In a new Bloomberg interview, the veteran investor says some of the biggest beneficiaries of the AI boom, including Nvidia and Microsoft, are using financial structures reminiscent of those that helped fuel the Enron disaster over two decades ago.
Chanos says he’s growing uneasy about the rise of so-called special purpose vehicles, or SPVs.
“One of the things that has caught my eye that is concerning now is we’re starting to see the advent of so-called SPVs, which are entities, and this comes from the Enron era, and the global financial crisis, entities that are specifically set up to hold assets, borrow against those assets and take them off balance sheets. So you just show an equity investment as opposed to the massive amount of debt that’s being taken on.”
He says large AI players appear to be using creative accounting and financing methods to shift the cost of expensive hardware investments out of sight.
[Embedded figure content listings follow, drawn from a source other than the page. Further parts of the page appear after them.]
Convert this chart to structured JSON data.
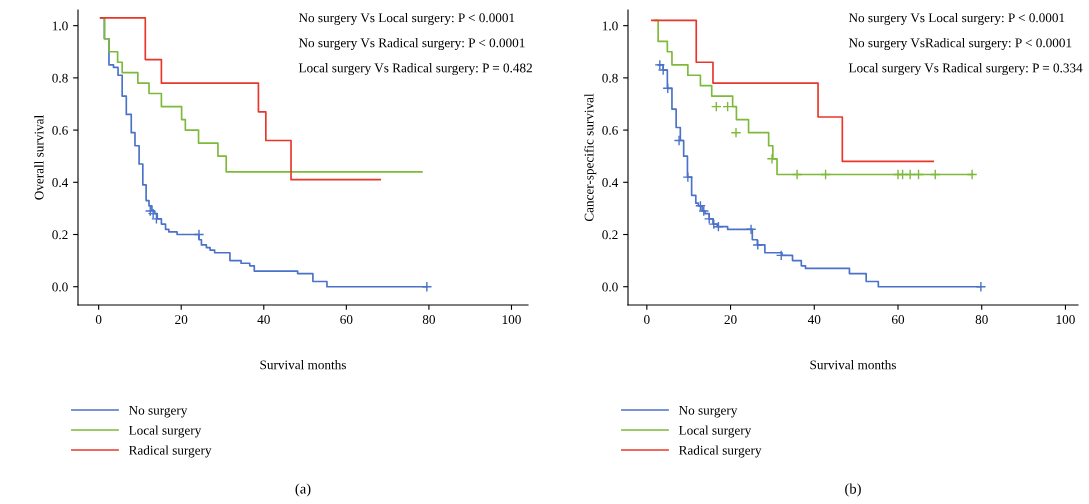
{
  "chart_data": [
    {
      "type": "step",
      "xlabel": "Survival months",
      "ylabel": "Overall survival",
      "xlim": [
        -5,
        104
      ],
      "ylim": [
        -0.07,
        1.06
      ],
      "xticks": [
        0,
        20,
        40,
        60,
        80,
        100
      ],
      "yticks": [
        {
          "value": 0,
          "label": "0.0"
        },
        {
          "value": 0.2,
          "label": "0.2"
        },
        {
          "value": 0.4,
          "label": "0.4"
        },
        {
          "value": 0.6,
          "label": "0.6"
        },
        {
          "value": 0.8,
          "label": "0.8"
        },
        {
          "value": 1.0,
          "label": "1.0"
        }
      ],
      "grid": false,
      "legend": "bottom left",
      "annotations": [
        "No surgery Vs Local surgery: P < 0.0001",
        "No surgery Vs Radical surgery: P < 0.0001",
        "Local surgery Vs Radical surgery: P = 0.482",
        "(a)"
      ],
      "series": [
        {
          "name": "No surgery",
          "color": "#4a72c8",
          "x": [
            0.5,
            1.4,
            2.5,
            3.6,
            4.7,
            5.7,
            6.7,
            7.9,
            8.8,
            9.8,
            10.7,
            11.5,
            12.2,
            12.9,
            13.6,
            14.2,
            15.2,
            16.2,
            17.0,
            19.0,
            24.3,
            24.9,
            26.1,
            27.0,
            28.1,
            31.8,
            34.5,
            36.6,
            37.7,
            48.2,
            51.9,
            55.3,
            79.5
          ],
          "values": [
            1.03,
            0.95,
            0.85,
            0.84,
            0.81,
            0.73,
            0.66,
            0.59,
            0.54,
            0.47,
            0.39,
            0.33,
            0.31,
            0.29,
            0.28,
            0.26,
            0.24,
            0.22,
            0.21,
            0.2,
            0.18,
            0.16,
            0.15,
            0.14,
            0.13,
            0.1,
            0.09,
            0.08,
            0.06,
            0.05,
            0.02,
            0.0,
            0.0
          ]
        },
        {
          "name": "Local surgery",
          "color": "#7dba3a",
          "x": [
            0.5,
            1.4,
            2.5,
            4.6,
            5.7,
            9.5,
            12.2,
            15.2,
            20.1,
            21.0,
            24.2,
            28.9,
            30.9,
            78.3
          ],
          "values": [
            1.03,
            0.95,
            0.9,
            0.86,
            0.82,
            0.78,
            0.74,
            0.69,
            0.64,
            0.6,
            0.55,
            0.5,
            0.44,
            0.44
          ]
        },
        {
          "name": "Radical surgery",
          "color": "#e8372a",
          "x": [
            0.5,
            11.3,
            15.2,
            38.7,
            40.5,
            46.6,
            68.2
          ],
          "values": [
            1.03,
            0.87,
            0.78,
            0.67,
            0.56,
            0.41,
            0.41
          ]
        },
        {
          "type": "scatter",
          "marker": "cross",
          "color": "#4a72c8",
          "x": [
            12.5,
            13.2,
            14.0,
            24.3,
            79.5
          ],
          "values": [
            0.29,
            0.28,
            0.26,
            0.2,
            0.0
          ]
        }
      ]
    },
    {
      "type": "step",
      "xlabel": "Survival months",
      "ylabel": "Cancer-specific survival",
      "xlim": [
        -4.5,
        103
      ],
      "ylim": [
        -0.07,
        1.06
      ],
      "xticks": [
        0,
        20,
        40,
        60,
        80,
        100
      ],
      "yticks": [
        {
          "value": 0,
          "label": "0.0"
        },
        {
          "value": 0.2,
          "label": "0.2"
        },
        {
          "value": 0.4,
          "label": "0.4"
        },
        {
          "value": 0.6,
          "label": "0.6"
        },
        {
          "value": 0.8,
          "label": "0.8"
        },
        {
          "value": 1.0,
          "label": "1.0"
        }
      ],
      "grid": false,
      "legend": "bottom left",
      "annotations": [
        "No surgery Vs Local surgery: P < 0.0001",
        "No surgery VsRadical surgery: P < 0.0001",
        "Local surgery Vs Radical surgery: P = 0.334",
        "(b)"
      ],
      "series": [
        {
          "name": "No surgery",
          "color": "#4a72c8",
          "x": [
            2.7,
            3.9,
            4.9,
            6.0,
            7.0,
            8.0,
            8.8,
            9.7,
            10.7,
            11.7,
            12.3,
            13.2,
            13.9,
            14.9,
            15.8,
            16.8,
            19.3,
            25.2,
            26.4,
            28.2,
            32.3,
            34.8,
            36.9,
            37.9,
            48.4,
            52.4,
            55.3,
            79.8
          ],
          "values": [
            0.85,
            0.83,
            0.76,
            0.68,
            0.61,
            0.56,
            0.5,
            0.42,
            0.35,
            0.32,
            0.31,
            0.29,
            0.28,
            0.26,
            0.24,
            0.23,
            0.22,
            0.18,
            0.16,
            0.13,
            0.12,
            0.1,
            0.08,
            0.07,
            0.05,
            0.02,
            0.0,
            0.0
          ]
        },
        {
          "name": "Local surgery",
          "color": "#7dba3a",
          "x": [
            1.9,
            2.7,
            4.9,
            6.0,
            9.8,
            12.8,
            15.5,
            20.5,
            21.4,
            24.3,
            29.1,
            30.1,
            31.1,
            77.9
          ],
          "values": [
            1.02,
            0.94,
            0.9,
            0.85,
            0.81,
            0.77,
            0.73,
            0.69,
            0.64,
            0.59,
            0.54,
            0.49,
            0.43,
            0.43
          ]
        },
        {
          "name": "Radical surgery",
          "color": "#e8372a",
          "x": [
            1.2,
            11.8,
            15.8,
            40.9,
            46.7,
            68.4
          ],
          "values": [
            1.02,
            0.86,
            0.78,
            0.65,
            0.48,
            0.48
          ]
        },
        {
          "type": "scatter",
          "marker": "cross",
          "color": "#7dba3a",
          "x": [
            16.6,
            19.3,
            21.3,
            29.9,
            35.9,
            42.7,
            60.0,
            61.1,
            62.9,
            64.9,
            68.9,
            77.7
          ],
          "values": [
            0.69,
            0.69,
            0.59,
            0.49,
            0.43,
            0.43,
            0.43,
            0.43,
            0.43,
            0.43,
            0.43,
            0.43
          ]
        },
        {
          "type": "scatter",
          "marker": "cross",
          "color": "#4a72c8",
          "x": [
            3.1,
            3.9,
            5.0,
            7.7,
            9.8,
            12.8,
            13.6,
            14.9,
            16.0,
            17.1,
            24.9,
            26.5,
            32.1,
            79.8
          ],
          "values": [
            0.85,
            0.83,
            0.76,
            0.56,
            0.42,
            0.31,
            0.29,
            0.26,
            0.24,
            0.23,
            0.22,
            0.16,
            0.12,
            0.0
          ]
        }
      ]
    }
  ]
}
“If there’s one sort of consistent theme that we’re seeing amongst the players that know this the best, NVIDIA, Microsoft, companies like that, is they seem to now be willing to do anything to get the actual equipment off their books and either keep it in the footnotes or use innovative financing to sell it.”
Chanos compares today’s environment to the late 1990s, when hype-driven valuations and hidden liabilities helped inflate the internet bubble. He says AI has become the dominant “displacement idea” of this cycle, drawing capital and investor belief far faster than fundamentals may justify.
“If the internet was the displacement idea of the 90s, certainly it’s AI right now. And if AI goes, there’s not going to be a lot of places to hide because it’s so embedded right now in the psyche of investors. So we better hope it works. Because if not, there might be some disappointment down the road.”